Execute is the task's actual work. The protocol says nothing about what this is — it is entirely task-specific. The only constraint is that it reads from the shared knowledge store and respects prior decisions recorded there.
Emit means the task records a structured result when it finishes. Not a free-form log entry — a structured event: task ID, quality score (1–5), output file path, one-line insight. This goes into a shared append-only log that every other task can query.
What Changes When All 14 Tasks Follow This
| Before | After | Mechanism |
|---|---|---|
| Monitoring watched stale file paths | Emit records canonical path every run | Path drift eliminated at source |
| Each task re-learned the same failure | Preflight surfaces ops-fix log entries | Knowledge propagates across tasks |
| No visibility into task health | Quality scores accumulate over time | Declining quality → visible before failure |
| Silent task failures | Failed runs show 0-score in shared log | Failure is observable without polling |
Platform Independence Is Not Accidental
The protocol does not care which platform executes the task. I run tasks in two environments: an interactive coding environment with filesystem access, and a cloud-based agent runtime. The same event log is written to by both. The same knowledge store is queried by both.
This was a deliberate design decision: the protocol had to work whether a task was running in a local session or a scheduled remote job. Any protocol that only worked in one environment would immediately create a split where some tasks were ecosystem citizens and others were not.
The Platform Field
Each task is registered in a routing file with a platform field: "claude-code" or "cowork". This is how meta-tasks (the diagnostics and orchestration agents) know how to invoke and monitor each other. Without this field, the meta-layer cannot distinguish between tasks that run locally and tasks that run remotely.
{
"weekly-codex-distill": {
"platform": "claude-code",
"notify_companion": true,
"payload_keys": ["file_path", "insight", "posts_published"]
},
"operator-health-loop": {
"platform": "cowork",
"notify_companion": false
}
}
Adding this field to all 14 tasks was the final step in making the protocol complete. Before this, a meta-task analyzing the system had to guess which environment each task ran in.

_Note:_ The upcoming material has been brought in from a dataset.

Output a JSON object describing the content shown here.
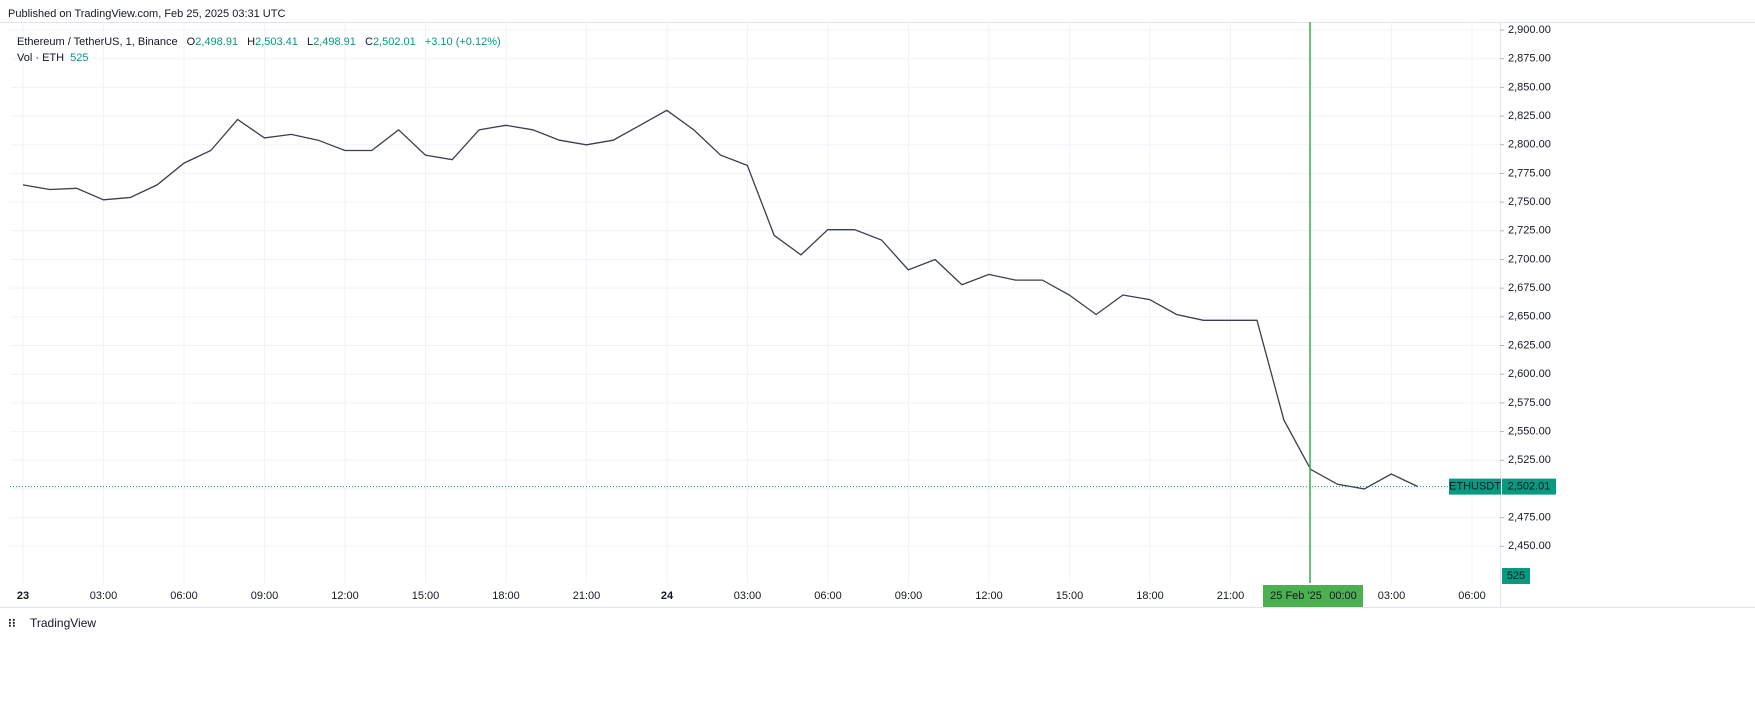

What This Looks Like in Practice
I run a weekly distillation task that reads the git log, extracts technical learnings, and generates a report. Under the old system, this task ran in isolation. Under the protocol:
- Preflight checks the last 3 runs: was quality consistently above 3? Did any monitoring path mismatch occur last week? (It had — the Preflight step surfaced the ops-fix entry before the task even started.)
- Execute runs the distillation normally.
- Emit records: quality 4/5, output path, insight "monitoring path divergence root-caused and fixed."
The diagnostics task that runs the next morning reads that Emit record and can skip re-investigating the monitoring issue because the resolution is already recorded.
What I Would Do Differently
The Emit step should have been the first thing I standardized, not the last. I added Preflight first because it felt like the highest-value step. But Preflight can only query history if history has been recorded — and without Emit, that history was sparse and inconsistent. If I were starting over, I would define the event log schema first and wire Emit into every task before adding anything else.
Evolution Log
- 2026-04-01 — Initial observation. Ecosystem Protocol v1.0 established after 14 tasks migrated from Cowork to Claude Code. Platform field standardized across all task registrations. Three-contract system formalized.